Tail Call Optimization in Lisp Implementations

Early on in my Lisp education, I learned Scheme and became enamored with using recursion as a primary iteration strategy. It’s hard to avoid this in Scheme because it doesn’t have any other general recursion mechanisms besides do.

In Common Lisp, iteration via recursion is not an established paradigm. Mostly that’s because, unlike Scheme, Common Lisp does not guarantee that tail recursion will be “optimized.” You can always do recursion, of course, but you risk running out of stack frames. With tail call optimization (TCO)1 that doesn’t happen.
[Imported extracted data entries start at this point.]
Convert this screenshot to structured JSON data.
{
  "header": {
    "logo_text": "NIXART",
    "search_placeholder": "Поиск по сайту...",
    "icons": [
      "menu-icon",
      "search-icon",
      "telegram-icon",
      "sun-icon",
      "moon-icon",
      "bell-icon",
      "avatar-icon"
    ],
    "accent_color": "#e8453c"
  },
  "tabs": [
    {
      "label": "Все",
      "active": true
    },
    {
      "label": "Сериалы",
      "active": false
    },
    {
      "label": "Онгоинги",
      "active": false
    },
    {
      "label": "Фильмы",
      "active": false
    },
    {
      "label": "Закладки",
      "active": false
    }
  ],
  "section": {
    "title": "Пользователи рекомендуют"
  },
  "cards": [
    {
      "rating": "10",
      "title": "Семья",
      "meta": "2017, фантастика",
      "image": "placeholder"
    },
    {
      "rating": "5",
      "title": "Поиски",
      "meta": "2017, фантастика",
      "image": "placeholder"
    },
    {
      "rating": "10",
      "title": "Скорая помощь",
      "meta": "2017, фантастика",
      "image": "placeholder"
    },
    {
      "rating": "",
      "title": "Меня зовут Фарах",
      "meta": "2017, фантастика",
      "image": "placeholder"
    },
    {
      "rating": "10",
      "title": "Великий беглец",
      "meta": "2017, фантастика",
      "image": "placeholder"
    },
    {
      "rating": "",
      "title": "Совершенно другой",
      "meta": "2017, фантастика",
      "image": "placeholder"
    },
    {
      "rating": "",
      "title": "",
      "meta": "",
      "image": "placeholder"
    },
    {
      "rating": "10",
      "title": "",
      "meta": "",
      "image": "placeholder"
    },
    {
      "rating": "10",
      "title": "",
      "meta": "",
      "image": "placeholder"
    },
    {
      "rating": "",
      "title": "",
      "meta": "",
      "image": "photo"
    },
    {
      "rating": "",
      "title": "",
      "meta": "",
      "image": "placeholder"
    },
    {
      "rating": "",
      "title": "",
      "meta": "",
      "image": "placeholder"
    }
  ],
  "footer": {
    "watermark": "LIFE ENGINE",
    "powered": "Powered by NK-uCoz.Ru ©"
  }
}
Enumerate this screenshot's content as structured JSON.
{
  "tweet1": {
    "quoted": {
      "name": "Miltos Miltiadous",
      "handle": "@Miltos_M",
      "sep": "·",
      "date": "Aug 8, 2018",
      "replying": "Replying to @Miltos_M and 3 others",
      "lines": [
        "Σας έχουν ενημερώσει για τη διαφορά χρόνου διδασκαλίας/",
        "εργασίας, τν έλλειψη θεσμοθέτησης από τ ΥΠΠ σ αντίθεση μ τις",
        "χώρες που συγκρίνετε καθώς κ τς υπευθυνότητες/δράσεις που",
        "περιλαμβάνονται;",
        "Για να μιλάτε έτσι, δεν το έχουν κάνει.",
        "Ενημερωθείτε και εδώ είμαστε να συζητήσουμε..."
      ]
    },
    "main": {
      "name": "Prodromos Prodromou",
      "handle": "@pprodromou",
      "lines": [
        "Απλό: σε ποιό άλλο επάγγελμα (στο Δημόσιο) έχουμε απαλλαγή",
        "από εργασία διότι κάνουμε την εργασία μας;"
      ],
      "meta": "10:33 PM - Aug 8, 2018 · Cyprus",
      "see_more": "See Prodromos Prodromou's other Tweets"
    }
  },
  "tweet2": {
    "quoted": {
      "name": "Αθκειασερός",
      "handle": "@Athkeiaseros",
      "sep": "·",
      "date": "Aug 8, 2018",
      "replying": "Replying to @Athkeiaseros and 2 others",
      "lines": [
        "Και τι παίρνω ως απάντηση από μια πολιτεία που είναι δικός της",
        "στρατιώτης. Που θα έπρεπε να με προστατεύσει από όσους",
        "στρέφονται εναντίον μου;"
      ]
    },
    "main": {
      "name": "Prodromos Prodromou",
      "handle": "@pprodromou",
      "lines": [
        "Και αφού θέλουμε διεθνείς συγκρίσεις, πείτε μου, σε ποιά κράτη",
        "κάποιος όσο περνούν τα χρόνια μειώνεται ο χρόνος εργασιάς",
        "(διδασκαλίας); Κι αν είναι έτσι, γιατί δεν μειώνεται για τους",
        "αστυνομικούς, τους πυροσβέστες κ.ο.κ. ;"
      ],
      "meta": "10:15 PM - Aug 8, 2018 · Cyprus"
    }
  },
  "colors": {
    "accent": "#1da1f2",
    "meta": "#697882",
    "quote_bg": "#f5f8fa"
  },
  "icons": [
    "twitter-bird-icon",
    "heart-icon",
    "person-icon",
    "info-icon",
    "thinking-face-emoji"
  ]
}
Even though Common Lisp doesn’t guarantee TCO, most implementations do, in fact, provide it. Sadly, it’s hard—or at least I find it hard—to determine whether a particular implementation provides it or not. You can peruse the documentation, of course, but it seems harder than it should be to find the information. Happily, Marc Simpson, who had the same problem, has us covered. He’s put together a nice post that lays out which CL implementations provide TCO and which don’t.

For my part, I’m glad the SBCL does TCO. So does Clozure, the other CL implementation that I sometimes use. If you are a Lisper, you should take a look at this post and bookmark it even if you currently use only a single implementation. It’s a great resource.

Footnotes:

1

More accurately tail call elimination, but everyone calls it tail call optimization.